Today we are seeing many fellow citizens realize that people we have honored as key contributors to our history were seriously flawed. That should not surprise Lutherans. All people are sinners, and our history has been driven by flawed and sinful human beings. Yet these flawed people also were able on many occasions to rise above their blind spots and, informed in many ways by biblical values (even when not by biblical faith), they created a wonderful system of government here which has the ability to correct itself as flaws and failures are recognized. And Scripture is clear that hidden beneath the course of history is God at work, often (as Luther quipped) using one scoundrel to punish another.
I simply cannot accept the view that America is so deeply flawed that it needs to be replaced by “something else,” whatever that might be. Nor do I believe that we are the Kingdom of God on Earth. We must hear the voices that claim to be unjustly treated, and examine our actions, words, and attitudes (for instance, the kind of jokes we tell or find amusing). But I wish that reading of Orwell were mandatory throughout our school systems, as well as a study of history that can accentuate the good as well as the bad of those who have preceded us.
We are not more virtuous than those whose statues are being torn down, nor were they necessarily more virtuous than we. They were flawed human beings with very mixed motives, as in moments of honesty we should realize we are. The most constructive approach to history is to see and understand the failures made in the past so that we can examine ourselves and try to discern what we should be changing in our time.
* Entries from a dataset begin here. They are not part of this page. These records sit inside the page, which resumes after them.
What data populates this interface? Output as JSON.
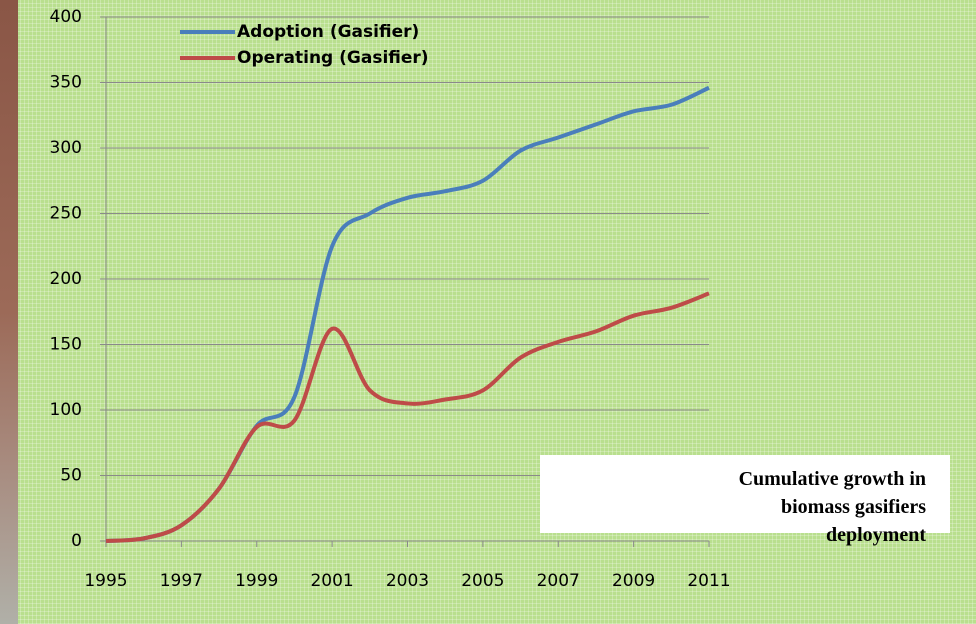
{
  "chart_data": {
    "type": "line",
    "title": "Cumulative growth in biomass gasifiers deployment",
    "x": [
      1995,
      1996,
      1997,
      1998,
      1999,
      2000,
      2001,
      2002,
      2003,
      2004,
      2005,
      2006,
      2007,
      2008,
      2009,
      2010,
      2011
    ],
    "series": [
      {
        "name": "Adoption (Gasifier)",
        "color": "#4a7ebb",
        "values": [
          0,
          2,
          12,
          40,
          88,
          110,
          225,
          250,
          262,
          267,
          275,
          298,
          308,
          318,
          328,
          333,
          346
        ]
      },
      {
        "name": "Operating (Gasifier)",
        "color": "#be4b48",
        "values": [
          0,
          2,
          12,
          40,
          87,
          92,
          162,
          115,
          105,
          108,
          115,
          140,
          152,
          160,
          172,
          178,
          189
        ]
      }
    ],
    "xlim": [
      1995,
      2011
    ],
    "xticks": [
      1995,
      1997,
      1999,
      2001,
      2003,
      2005,
      2007,
      2009,
      2011
    ],
    "ylim": [
      0,
      400
    ],
    "yticks": [
      0,
      50,
      100,
      150,
      200,
      250,
      300,
      350,
      400
    ],
    "grid": true
  }
}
My flag will fly proudly this Fourth of July weekend, and I will even be looking for a more prominent way to display it on my home. My loyalty to the United States does not replace my loyalty to God, but in some ways arises from it. I will not claim that this nation ever has been without fault, but I will cherish the opportunities we have to work to make it better. Patriotism is a way of loving and serving our neighbors. As Christians we appreciate the necessity of authority and structure until Jesus returns, and we will pray and work for the good of all people.